In this section we will take a look at the full text index feature of SQL Server and how to create and use these indexes.
A full-text index is a special type of index that provides index access for full-text queries against character or binary column data. A full-text index breaks the column into tokens and these tokens make up the index data. Before you can create a full-text index you must create a FULL TEXT CATALOG and this catalog is where the full-text index data is stored. A full-text catalog can contain many indexes but a full-text index can only be part of one catalog. Also, only one full-text index can be created on each table so if you have more than one column you need to be indexed the columns have to be moved to separate tables. It is also important to note that full-text indexes are not updated right away as is the case with regular indexes. Populating full-text indexes can be resource intensive so there are more options that let you control when they are updated.
More details on each of these options can be found here.
While regular clustered and non-clustered indexes give us the ability to index most column datatypes they unfortunately are not supported for any of the large object (LOB) datatypes. Full-text indexes can however can be created on LOB datatype columns like TEXT, VARCHAR(MAX), IMAGE, VARBINARY(MAX) (it can also index CHAR and VARCHAR column types). Without this functionality any query that referenced a column defined with a LOB datatype would require a full scan.
Creating a full-text index does require some extra setup. As we mentioned in the opening full-text indexes require a full-text catalog for their storage. It's important to note that this catalog name must be unique across all databases on the server. An example of the TSQL that can be used to create a catalog is below.
CREATE FULLTEXT CATALOG fulltextCatalog AS DEFAULT;
Once the catalog is created we can create the full-text index. There are two extra options to take note of below. The first option is the "KEY INDEX". One requirement for creating full-text indexes is that the table has a unique key defined on it. This option associates the unique key with the full-text index. In order to get the best performance this unique key column should be an integer, usually it's the primary key. The second option, "STOPLIST", associates a stop list with the index. Any tokens that are part of the stop list are not populated in the index.

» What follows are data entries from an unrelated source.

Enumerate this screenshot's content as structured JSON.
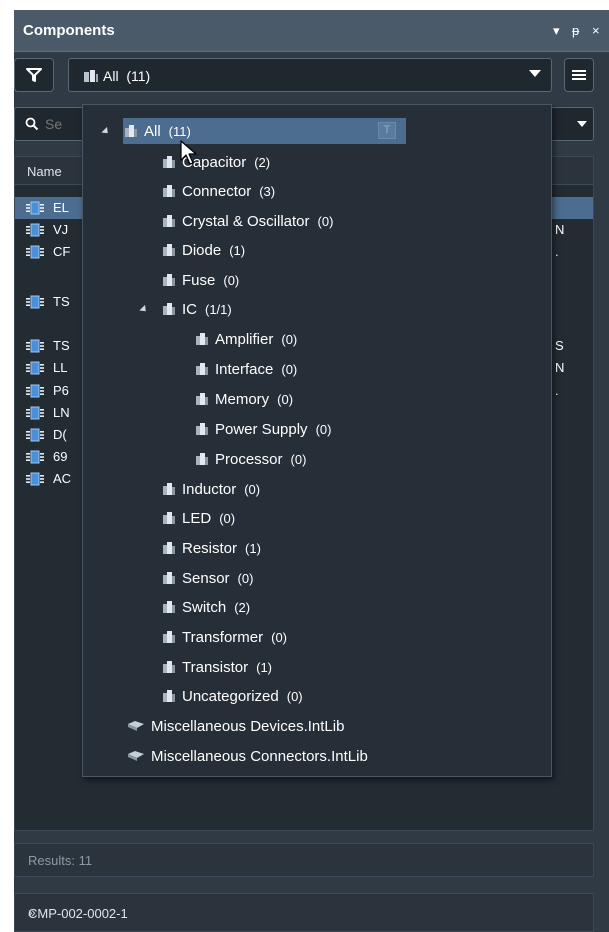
{
  "panel": {
    "title": "Components",
    "title_icons": {
      "dropdown": "▾",
      "pin": "ᵽ",
      "close": "×"
    }
  },
  "filter_button": {
    "icon": "filter-icon"
  },
  "category_combo": {
    "value": "All",
    "count": "(11)"
  },
  "menu_button": {
    "icon": "hamburger-icon"
  },
  "search": {
    "placeholder": "Se",
    "value": ""
  },
  "grid": {
    "header": "Name",
    "rows": [
      {
        "text": "EL",
        "tail": "",
        "selected": true
      },
      {
        "text": "VJ",
        "tail": "N",
        "selected": false
      },
      {
        "text": "CF",
        "tail": ".",
        "selected": false
      },
      {
        "text": "TS",
        "tail": "",
        "selected": false
      },
      {
        "text": "TS",
        "tail": "S",
        "selected": false
      },
      {
        "text": "LL",
        "tail": "N",
        "selected": false
      },
      {
        "text": "P6",
        "tail": ".",
        "selected": false
      },
      {
        "text": "LN",
        "tail": "",
        "selected": false
      },
      {
        "text": "D(",
        "tail": "",
        "selected": false
      },
      {
        "text": "69",
        "tail": "",
        "selected": false
      },
      {
        "text": "AC",
        "tail": "",
        "selected": false
      }
    ]
  },
  "results": "Results: 11",
  "bottom": {
    "label": "CMP-002-0002-1",
    "chevron": "»"
  },
  "tree": {
    "root": {
      "name": "All",
      "count": "(11)",
      "badge": "T"
    },
    "categories": [
      {
        "name": "Capacitor",
        "count": "(2)"
      },
      {
        "name": "Connector",
        "count": "(3)"
      },
      {
        "name": "Crystal & Oscillator",
        "count": "(0)"
      },
      {
        "name": "Diode",
        "count": "(1)"
      },
      {
        "name": "Fuse",
        "count": "(0)"
      },
      {
        "name": "IC",
        "count": "(1/1)"
      },
      {
        "name": "Amplifier",
        "count": "(0)"
      },
      {
        "name": "Interface",
        "count": "(0)"
      },
      {
        "name": "Memory",
        "count": "(0)"
      },
      {
        "name": "Power Supply",
        "count": "(0)"
      },
      {
        "name": "Processor",
        "count": "(0)"
      },
      {
        "name": "Inductor",
        "count": "(0)"
      },
      {
        "name": "LED",
        "count": "(0)"
      },
      {
        "name": "Resistor",
        "count": "(1)"
      },
      {
        "name": "Sensor",
        "count": "(0)"
      },
      {
        "name": "Switch",
        "count": "(2)"
      },
      {
        "name": "Transformer",
        "count": "(0)"
      },
      {
        "name": "Transistor",
        "count": "(1)"
      },
      {
        "name": "Uncategorized",
        "count": "(0)"
      }
    ],
    "libraries": [
      {
        "name": "Miscellaneous Devices.IntLib"
      },
      {
        "name": "Miscellaneous Connectors.IntLib"
      }
    ]
  },
  "colors": {
    "panel_bg": "#2f3a45",
    "titlebar_bg": "#4b5a69",
    "selection": "#4c6d8f",
    "dropdown_bg": "#262e37"
  }
}
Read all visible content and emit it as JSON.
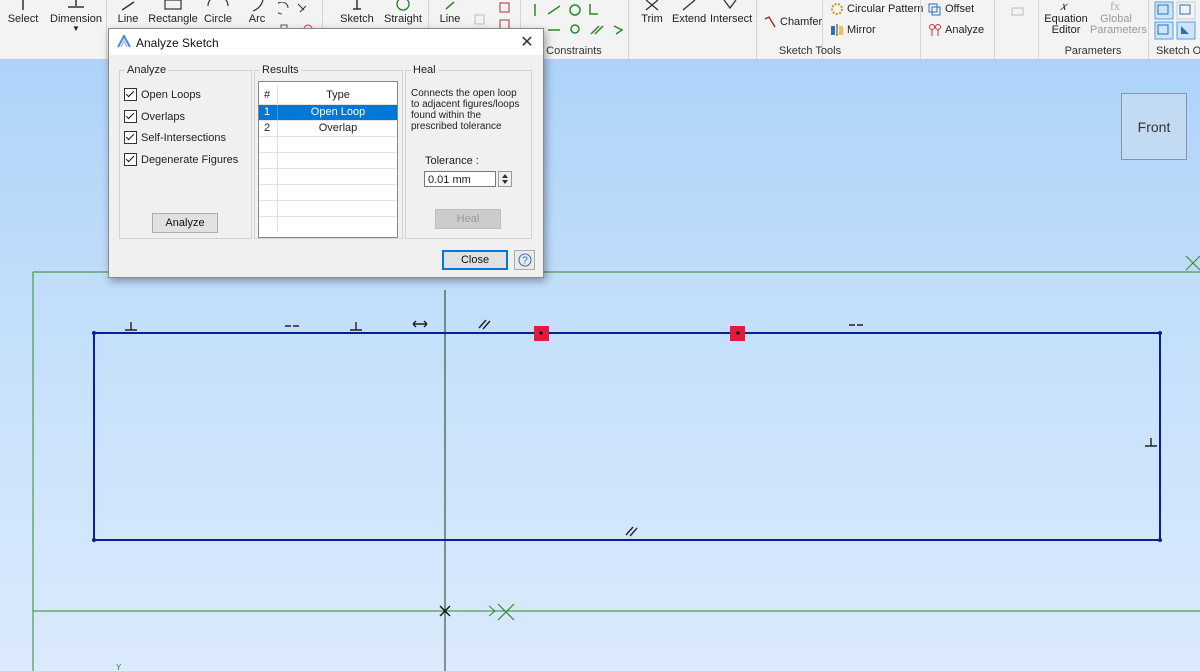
{
  "ribbon": {
    "buttons": [
      {
        "id": "select",
        "label": "Select",
        "icon": "select-icon"
      },
      {
        "id": "dimension",
        "label": "Dimension",
        "icon": "dimension-icon"
      },
      {
        "id": "line",
        "label": "Line",
        "icon": "line-icon"
      },
      {
        "id": "rectangle",
        "label": "Rectangle",
        "icon": "rectangle-icon"
      },
      {
        "id": "circle",
        "label": "Circle",
        "icon": "circle-icon"
      },
      {
        "id": "arc",
        "label": "Arc",
        "icon": "arc-icon"
      },
      {
        "id": "sketch",
        "label": "Sketch",
        "icon": "sketch-icon"
      },
      {
        "id": "straight",
        "label": "Straight",
        "icon": "straight-icon"
      },
      {
        "id": "line2",
        "label": "Line",
        "icon": "line-icon"
      },
      {
        "id": "trim",
        "label": "Trim",
        "icon": "trim-icon"
      },
      {
        "id": "extend",
        "label": "Extend",
        "icon": "extend-icon"
      },
      {
        "id": "intersect",
        "label": "Intersect",
        "icon": "intersect-icon"
      },
      {
        "id": "chamfer",
        "label": "Chamfer",
        "icon": "chamfer-icon"
      },
      {
        "id": "circular_pattern",
        "label": "Circular Pattern",
        "icon": "circular-pattern-icon"
      },
      {
        "id": "mirror",
        "label": "Mirror",
        "icon": "mirror-icon"
      },
      {
        "id": "offset",
        "label": "Offset",
        "icon": "offset-icon"
      },
      {
        "id": "analyze",
        "label": "Analyze",
        "icon": "analyze-icon"
      },
      {
        "id": "equation_editor",
        "label": "Equation Editor",
        "line1": "Equation",
        "line2": "Editor",
        "icon": "equation-editor-icon"
      },
      {
        "id": "global_parameters",
        "label": "Global Parameters",
        "line1": "Global",
        "line2": "Parameters",
        "icon": "global-parameters-icon"
      }
    ],
    "groups": [
      {
        "label": "Constraints"
      },
      {
        "label": "Sketch Tools"
      },
      {
        "label": "Parameters"
      },
      {
        "label": "Sketch Op"
      }
    ]
  },
  "viewport": {
    "view_cube_label": "Front"
  },
  "dialog": {
    "title": "Analyze Sketch",
    "close_glyph": "✕",
    "analyze_group": {
      "legend": "Analyze",
      "checks": [
        {
          "label": "Open Loops",
          "checked": true
        },
        {
          "label": "Overlaps",
          "checked": true
        },
        {
          "label": "Self-Intersections",
          "checked": true
        },
        {
          "label": "Degenerate Figures",
          "checked": true
        }
      ],
      "button": "Analyze"
    },
    "results_group": {
      "legend": "Results",
      "columns": [
        "#",
        "Type"
      ],
      "rows": [
        {
          "num": "1",
          "type": "Open Loop",
          "selected": true
        },
        {
          "num": "2",
          "type": "Overlap",
          "selected": false
        }
      ]
    },
    "heal_group": {
      "legend": "Heal",
      "description": "Connects the open loop to adjacent figures/loops found within the prescribed tolerance",
      "tolerance_label": "Tolerance :",
      "tolerance_value": "0.01 mm",
      "button": "Heal"
    },
    "close_button": "Close",
    "help_glyph": "?"
  },
  "colors": {
    "accent": "#0078d7",
    "sketch_line": "#0a1f9e",
    "error_marker": "#e21b3c",
    "axis_line": "#2f8a2f"
  }
}
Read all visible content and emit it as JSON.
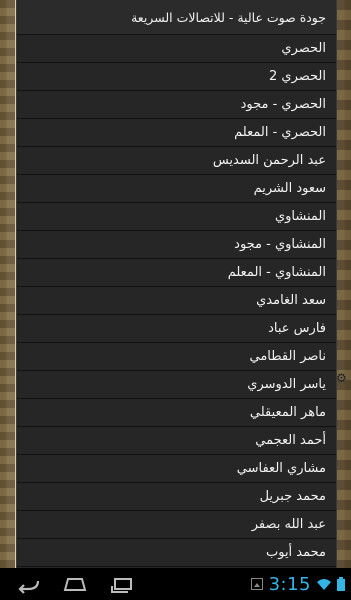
{
  "menu": {
    "items": [
      "جودة صوت عالية - للاتصالات السريعة",
      "الحصري",
      "الحصري 2",
      "الحصري - مجود",
      "الحصري - المعلم",
      "عبد الرحمن السديس",
      "سعود الشريم",
      "المنشاوي",
      "المنشاوي - مجود",
      "المنشاوي - المعلم",
      "سعد الغامدي",
      "فارس عباد",
      "ناصر القطامي",
      "ياسر الدوسري",
      "ماهر المعيقلي",
      "أحمد العجمي",
      "مشاري العفاسي",
      "محمد جبريل",
      "عبد الله بصفر",
      "محمد أيوب"
    ]
  },
  "status_bar": {
    "time": "3:15"
  },
  "colors": {
    "clock": "#33b5e5",
    "dialog_bg": "#262626"
  }
}
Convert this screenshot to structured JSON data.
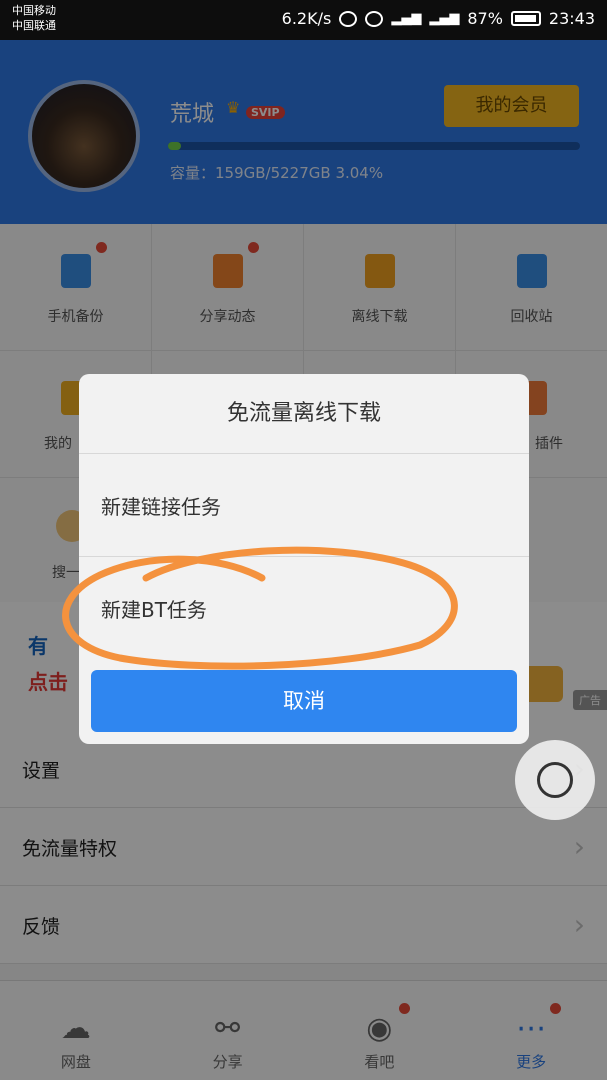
{
  "status_bar": {
    "carrier_1": "中国移动",
    "carrier_2": "中国联通",
    "speed": "6.2K/s",
    "battery": "87%",
    "time": "23:43"
  },
  "header": {
    "username": "荒城",
    "badge": "SVIP",
    "vip_button": "我的会员",
    "storage_text": "容量：159GB/5227GB 3.04%",
    "storage_used_fraction": 0.0304
  },
  "grid": [
    {
      "label": "手机备份",
      "icon": "phone-backup-icon",
      "color": "#3a8ee6",
      "badge": true
    },
    {
      "label": "分享动态",
      "icon": "flame-icon",
      "color": "#f0812f",
      "badge": true
    },
    {
      "label": "离线下载",
      "icon": "download-icon",
      "color": "#f0a020",
      "badge": false
    },
    {
      "label": "回收站",
      "icon": "trash-icon",
      "color": "#3a8ee6",
      "badge": false
    },
    {
      "label": "我的",
      "icon": "crown-icon",
      "color": "#f0b020",
      "badge": false
    },
    {
      "label": "",
      "icon": "",
      "color": "#fafafa",
      "badge": false
    },
    {
      "label": "",
      "icon": "",
      "color": "#fafafa",
      "badge": false
    },
    {
      "label": "插件",
      "icon": "plugin-icon",
      "color": "#f07a3a",
      "badge": false
    },
    {
      "label": "搜一",
      "icon": "coin-icon",
      "color": "#f3c77a",
      "badge": false
    },
    {
      "label": "",
      "icon": "",
      "color": "#fafafa",
      "badge": false
    },
    {
      "label": "",
      "icon": "",
      "color": "#fafafa",
      "badge": false
    },
    {
      "label": "",
      "icon": "",
      "color": "#fafafa",
      "badge": false
    }
  ],
  "banner": {
    "line1": "有",
    "line2": "点击",
    "ad_tag": "广告"
  },
  "settings": [
    {
      "label": "设置"
    },
    {
      "label": "免流量特权"
    },
    {
      "label": "反馈"
    }
  ],
  "tabs": [
    {
      "label": "网盘",
      "icon": "cloud-icon",
      "glyph": "☁",
      "active": false,
      "badge": false
    },
    {
      "label": "分享",
      "icon": "share-icon",
      "glyph": "⚯",
      "active": false,
      "badge": false
    },
    {
      "label": "看吧",
      "icon": "eye-icon",
      "glyph": "◉",
      "active": false,
      "badge": true
    },
    {
      "label": "更多",
      "icon": "more-icon",
      "glyph": "⋯",
      "active": true,
      "badge": true
    }
  ],
  "dialog": {
    "title": "免流量离线下载",
    "items": [
      "新建链接任务",
      "新建BT任务"
    ],
    "cancel": "取消"
  },
  "colors": {
    "brand_blue": "#2f78e6",
    "vip_gold": "#f3b622",
    "badge_red": "#e84b3a",
    "annotation_orange": "#f4923e"
  }
}
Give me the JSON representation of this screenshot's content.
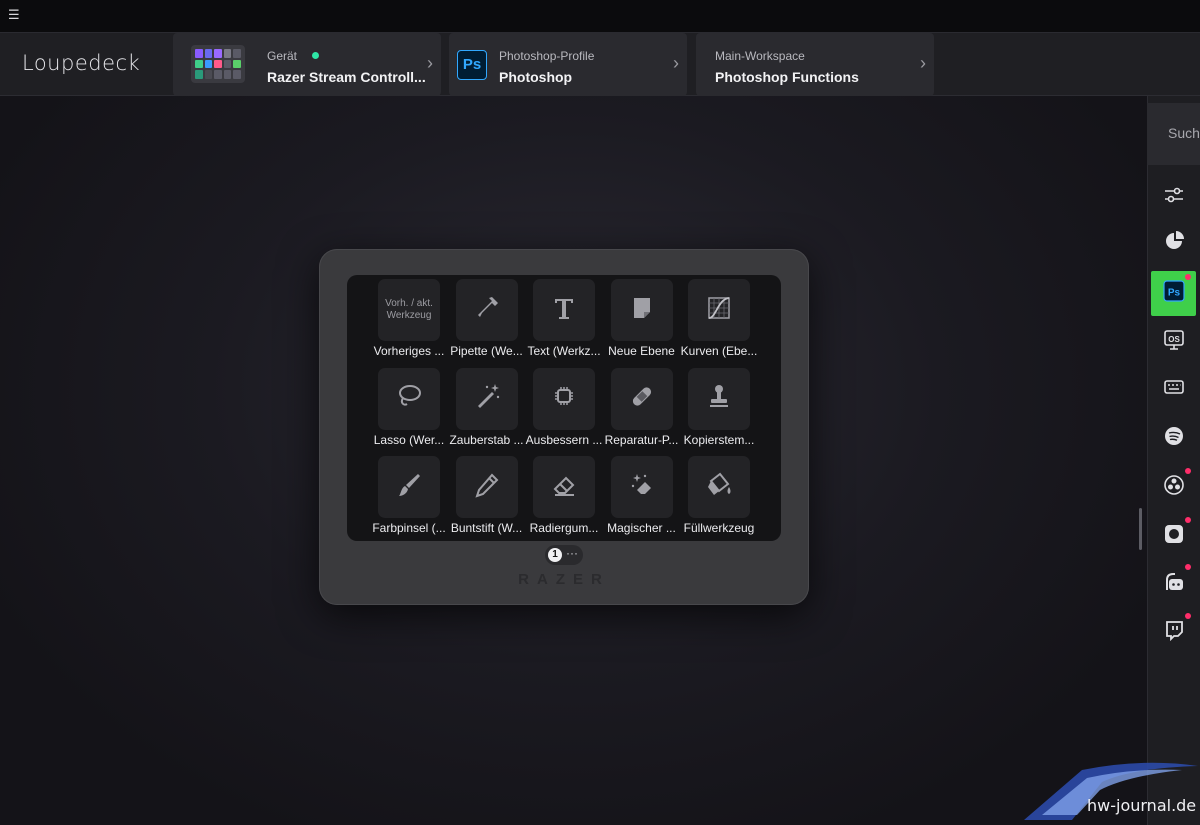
{
  "app": {
    "menu_icon": "hamburger-icon",
    "logo": "Loupedeck"
  },
  "header": {
    "device": {
      "label": "Gerät",
      "value": "Razer Stream Controll...",
      "status_color": "#2ee6a6"
    },
    "profile": {
      "label": "Photoshop-Profile",
      "value": "Photoshop",
      "badge": "Ps"
    },
    "workspace": {
      "label": "Main-Workspace",
      "value": "Photoshop Functions"
    }
  },
  "device_keys": [
    {
      "label": "Vorheriges ...",
      "icon": "text",
      "icon_text": "Vorh. / akt. Werkzeug"
    },
    {
      "label": "Pipette (We...",
      "icon": "eyedropper-icon"
    },
    {
      "label": "Text (Werkz...",
      "icon": "text-tool-icon"
    },
    {
      "label": "Neue Ebene",
      "icon": "new-layer-icon"
    },
    {
      "label": "Kurven (Ebe...",
      "icon": "curves-icon"
    },
    {
      "label": "Lasso (Wer...",
      "icon": "lasso-icon"
    },
    {
      "label": "Zauberstab ...",
      "icon": "magic-wand-icon"
    },
    {
      "label": "Ausbessern ...",
      "icon": "patch-icon"
    },
    {
      "label": "Reparatur-P...",
      "icon": "bandage-icon"
    },
    {
      "label": "Kopierstem...",
      "icon": "stamp-icon"
    },
    {
      "label": "Farbpinsel (...",
      "icon": "brush-icon"
    },
    {
      "label": "Buntstift (W...",
      "icon": "pencil-icon"
    },
    {
      "label": "Radiergum...",
      "icon": "eraser-icon"
    },
    {
      "label": "Magischer ...",
      "icon": "magic-eraser-icon"
    },
    {
      "label": "Füllwerkzeug",
      "icon": "paint-bucket-icon"
    }
  ],
  "pager": {
    "page": "1",
    "more": "···"
  },
  "brand": "RAZER",
  "sidebar": {
    "search_placeholder": "Suche",
    "items": [
      {
        "name": "sliders-icon",
        "active": false,
        "badge": false
      },
      {
        "name": "pie-icon",
        "active": false,
        "badge": false
      },
      {
        "name": "photoshop-icon",
        "active": true,
        "badge": true,
        "text": "Ps"
      },
      {
        "name": "os-icon",
        "active": false,
        "badge": false,
        "text": "OS"
      },
      {
        "name": "keyboard-icon",
        "active": false,
        "badge": false
      },
      {
        "name": "spotify-icon",
        "active": false,
        "badge": false
      },
      {
        "name": "obs-icon",
        "active": false,
        "badge": true
      },
      {
        "name": "camera-icon",
        "active": false,
        "badge": true
      },
      {
        "name": "streamlabs-icon",
        "active": false,
        "badge": true
      },
      {
        "name": "twitch-icon",
        "active": false,
        "badge": true
      }
    ]
  },
  "watermark": "hw-journal.de",
  "colors": {
    "accent_green": "#3fcf4a",
    "badge_red": "#ff2d6a",
    "ps_blue": "#31a8ff"
  }
}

Here is the TSQL to create the index.
DROP FULLTEXT INDEX ON Production.Document; CREATE FULLTEXT INDEX ON Production.Document(DocumentSummary) KEY INDEX PK_Document_DocumentNode WITH STOPLIST = SYSTEM;
This simple query listed below will check the document table for any summaries that contain the word "important" which should use the full-text index we just created.
SELECT * FROM Production.Document WHERE CONTAINS(DocumentSummary, 'important');
Looking at the EXPLAIN plan we can confirm it is performing a full-text search using the index and not scanning the entire table.